Der Widerstand gegen die faschistischen und nationalsozialistischen Regime war vielfältig. An ihm nahmen Männer und Frauen ganz unterschiedlicher politischer Überzeugung teil, von Kommunisten bis Nationalkonservativen. In Frankreich hatte Charles de Gaulle bereits nach der militärischen Niederlage 1940 zum bewaffneten Widerstand aufgerufen. In der Folgezeit gründeten sich mehrere Gruppen, die gegen die deutsche Besatzung und das Vichyregime kämpften. Sie vereinigten sich 1943 im Nationalen Widerstandsrat, in dem mit André Mercier auch ein Vertreter der kommunistischen Partei saß. Und am 5. September 1944 bildete de Gaulle eine provisorische Regierung, die auch kommunistische Vertreter einschloss. Ähnlich verhielt es sich in Italien, wo die Kommunisten unter Palmiro Togliatti im April 1944 in die postfaschistische Regierung Badoglio eintraten. Die Kommunisten stellten im Sommer 1944 ca. 50.000 von insgesamt 80.000 italienischen Partisanen. In Belgien war sogar schon im Herbst 1941 eine „Unabhängigkeitsfront“ gegen die Nationalsozialisten aus Kommunisten, Sozialisten und Liberalen gebildet worden. Auch hier wurde die kommunistische Partei an der Regierung beteiligt.
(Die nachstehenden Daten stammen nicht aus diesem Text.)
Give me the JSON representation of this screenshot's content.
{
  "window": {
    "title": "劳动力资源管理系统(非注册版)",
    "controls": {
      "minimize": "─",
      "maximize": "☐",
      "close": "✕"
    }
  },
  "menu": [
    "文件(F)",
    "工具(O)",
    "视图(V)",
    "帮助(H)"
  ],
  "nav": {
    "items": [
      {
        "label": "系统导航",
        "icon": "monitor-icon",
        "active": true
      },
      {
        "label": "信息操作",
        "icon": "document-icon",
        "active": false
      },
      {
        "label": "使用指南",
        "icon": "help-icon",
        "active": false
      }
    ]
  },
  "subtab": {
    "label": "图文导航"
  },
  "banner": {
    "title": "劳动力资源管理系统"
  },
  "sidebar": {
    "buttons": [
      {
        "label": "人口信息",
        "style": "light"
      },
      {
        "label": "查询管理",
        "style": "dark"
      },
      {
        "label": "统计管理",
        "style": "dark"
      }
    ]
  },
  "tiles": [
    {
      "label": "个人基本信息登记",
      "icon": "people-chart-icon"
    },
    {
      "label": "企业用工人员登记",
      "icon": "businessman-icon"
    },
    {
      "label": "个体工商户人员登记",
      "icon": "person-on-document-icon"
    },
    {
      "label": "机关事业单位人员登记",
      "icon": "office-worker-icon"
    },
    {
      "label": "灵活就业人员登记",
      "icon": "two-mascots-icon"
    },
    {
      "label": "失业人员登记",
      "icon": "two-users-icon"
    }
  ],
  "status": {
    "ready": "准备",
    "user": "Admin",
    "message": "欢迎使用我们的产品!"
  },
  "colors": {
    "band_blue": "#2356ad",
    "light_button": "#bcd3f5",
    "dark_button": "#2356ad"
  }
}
Der militärische Beitrag der Partisanen und das Ausmaß der Widerstandsbewegungen sollten nicht überschätzt werden. Nur ca. 2 Prozent der französischen Bevölkerung beteiligten sich an der Résistance. Die Alliierten weigerten sich zumeist, ihre militärischen Pläne mit den Partisanen zu koordinieren, selbst wo dies möglich gewesen wäre. Im November 1944 empfahl der Oberbefehlshaber der alliierten Truppen in Italien den italienischen Partisanen gar, den Kampf bis zum Frühjahr einzustellen. Aber symbolisch hatte der militärische Widerstand eine wichtige Bedeutung, da er zum Gründungs- und Einigungsmythos der europäischen Staaten nach dem Zweiten Weltkrieg avancierte.
Nicht in allen Ländern waren Kommunisten an der Regierung beteiligt, aber überall gab es die Suche nach einem übergreifenden Konsens, der nur die Kollaborateure, Nationalsozialisten und Faschisten ausschloss (sofern sie sich nicht reumütig zeigten). Gleichzeitig gab es in den ersten Wahlen nach dem Krieg einen bemerkenswerten Linksruck. So gewann die Labour Party unter Clemens Attlee überraschend die Unterhauswahl von 1945 und schickte den Kriegshelden Winston Churchill in die Opposition. In Frankreich wurde noch Anfang 1947 der Sozialist Vincent Auriol mit den Stimmen der Kommunisten zum Staatspräsidenten gewählt.